City budget expected to be walloped by lost revenue from property taxes
Kennedy Stewart is mayor of the city of Vancouver | Jennifer Gauthier

What happened: A new Research Co. survey found that 25% of Vancouver home owners said that they will pay less than half of their 2020 property tax bills, with 6% planning to pay nothing.

Why this matters: This drop in revenue would blow a hole in the City of Vancouver's budget and could prompt the city to cut back on services it provides.

Vancouver Mayor Kennedy Stewart on April 12 warned that city coffers could run low, prompting painful cuts to services unless other levels of government help pick up the slack. The city has already laid off around 1,500 of its more than 7,000 employees.

"Local governments will be forced to take drastic measures that will hurt residents and businesses, and significantly slow any post-pandemic economic recovery," Stewart said in a statement. 

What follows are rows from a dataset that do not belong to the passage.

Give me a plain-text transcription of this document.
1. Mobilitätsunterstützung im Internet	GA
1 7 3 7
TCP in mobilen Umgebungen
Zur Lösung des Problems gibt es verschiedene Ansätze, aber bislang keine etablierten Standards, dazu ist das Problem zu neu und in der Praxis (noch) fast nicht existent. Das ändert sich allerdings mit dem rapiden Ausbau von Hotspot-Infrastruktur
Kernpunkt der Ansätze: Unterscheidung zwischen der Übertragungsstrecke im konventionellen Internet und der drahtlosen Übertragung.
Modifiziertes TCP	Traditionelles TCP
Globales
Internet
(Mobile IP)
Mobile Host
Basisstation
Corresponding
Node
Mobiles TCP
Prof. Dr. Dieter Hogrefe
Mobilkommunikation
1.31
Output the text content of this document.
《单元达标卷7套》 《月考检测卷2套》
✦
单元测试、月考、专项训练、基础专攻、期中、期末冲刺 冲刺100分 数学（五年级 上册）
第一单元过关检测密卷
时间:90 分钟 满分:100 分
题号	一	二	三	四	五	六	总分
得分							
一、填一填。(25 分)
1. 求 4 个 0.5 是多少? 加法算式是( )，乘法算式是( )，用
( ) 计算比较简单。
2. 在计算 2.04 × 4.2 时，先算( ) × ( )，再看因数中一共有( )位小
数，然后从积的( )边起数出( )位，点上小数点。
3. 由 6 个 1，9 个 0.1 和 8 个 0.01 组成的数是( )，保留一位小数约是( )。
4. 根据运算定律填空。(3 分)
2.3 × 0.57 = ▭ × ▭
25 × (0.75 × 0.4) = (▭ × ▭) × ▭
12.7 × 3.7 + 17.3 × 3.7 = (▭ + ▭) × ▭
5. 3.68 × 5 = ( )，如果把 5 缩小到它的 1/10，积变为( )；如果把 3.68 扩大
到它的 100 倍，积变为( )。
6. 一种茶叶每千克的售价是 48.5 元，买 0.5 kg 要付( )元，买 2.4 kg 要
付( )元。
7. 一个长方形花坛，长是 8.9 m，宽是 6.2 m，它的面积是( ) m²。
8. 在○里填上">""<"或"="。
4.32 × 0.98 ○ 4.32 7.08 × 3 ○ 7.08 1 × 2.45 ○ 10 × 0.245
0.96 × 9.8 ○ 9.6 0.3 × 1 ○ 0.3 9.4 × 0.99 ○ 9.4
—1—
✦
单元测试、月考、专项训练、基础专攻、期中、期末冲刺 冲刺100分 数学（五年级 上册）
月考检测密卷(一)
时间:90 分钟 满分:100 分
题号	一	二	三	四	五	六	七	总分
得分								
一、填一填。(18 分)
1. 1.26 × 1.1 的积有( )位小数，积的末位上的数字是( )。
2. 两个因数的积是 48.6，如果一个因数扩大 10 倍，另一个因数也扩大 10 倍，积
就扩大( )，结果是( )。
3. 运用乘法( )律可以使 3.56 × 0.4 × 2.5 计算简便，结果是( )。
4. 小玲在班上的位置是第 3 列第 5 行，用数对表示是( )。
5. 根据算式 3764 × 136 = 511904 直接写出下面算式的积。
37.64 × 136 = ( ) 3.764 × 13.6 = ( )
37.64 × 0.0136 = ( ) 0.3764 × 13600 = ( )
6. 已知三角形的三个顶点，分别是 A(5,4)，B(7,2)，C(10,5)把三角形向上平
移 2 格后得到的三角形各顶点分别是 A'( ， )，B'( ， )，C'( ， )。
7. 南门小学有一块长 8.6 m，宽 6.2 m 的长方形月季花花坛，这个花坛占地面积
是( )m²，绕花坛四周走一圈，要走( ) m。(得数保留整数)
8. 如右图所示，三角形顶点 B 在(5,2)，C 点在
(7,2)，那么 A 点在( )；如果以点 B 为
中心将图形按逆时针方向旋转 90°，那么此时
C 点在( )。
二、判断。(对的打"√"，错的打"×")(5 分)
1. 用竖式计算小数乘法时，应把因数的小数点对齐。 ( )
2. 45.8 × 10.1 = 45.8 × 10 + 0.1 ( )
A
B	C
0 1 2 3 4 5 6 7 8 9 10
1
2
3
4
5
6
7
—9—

“It’s illegal for Vancouver and other local governments to run deficits, so the only way we can stay afloat is with the help of the federal and provincial governments."

Stewart last week asked the province for financial help. One way that it could provide that would be to lend home owners money so they can pay their property taxes.

Stewart's fears about the city's finances were stoked by an online survey that his office had Vancouver's Research Co. conduct. 

That survey revealed that 46% of those living in the city have either lost their jobs or experienced a reduction in hours. This has led to half of all households reporting an overall decrease in income, including 24% that have experienced a significant decrease in income.

“The research is clear," Stewart said. "The city’s finances are going to be negatively affected by COVID-19 due to lost revenues and hard-hit homeowners defaulting on their property taxes.”

Only 68% of home owners said they could pay their full mortgage payment last month, and only 55% said that they will be able to do the same in May. On property tax, 25% said they will pay less than half of their 2020 tax bills, with six percent planning to pay nothing, according to the Research Co. survey.

Renters' plight appears to be nearly as bad. Only 70% of renters said that they managed to pay their full rent in April, and only 63% said that they expect that they will be able to pay their full rent in May.

In December, Vancouver city council approved the city’s 2020 budget and five-year financial plan, including a $1.6 billion operating budget and a $502 million capital budget for new projects in 2020. 

The City of Vancouver had already anticipated that the COVID-19 crisis could prompt it to suffer up to $189 million in losses this year due to shortfalls in revenues and fees. Stewart called the survey "alarming" and said that the data points to a coming crisis for the city’s own finances.

“If 25% of homeowners do end up defaulting on their property taxes, we could shed up to an additional $325 million in revenues,” he said. “Losing more than half-a-billion dollars in operating funds in 2020 would devastate the city’s financial position, forcing us to liquify assets and exhaust every reserve fund we have – just to avoid insolvency.”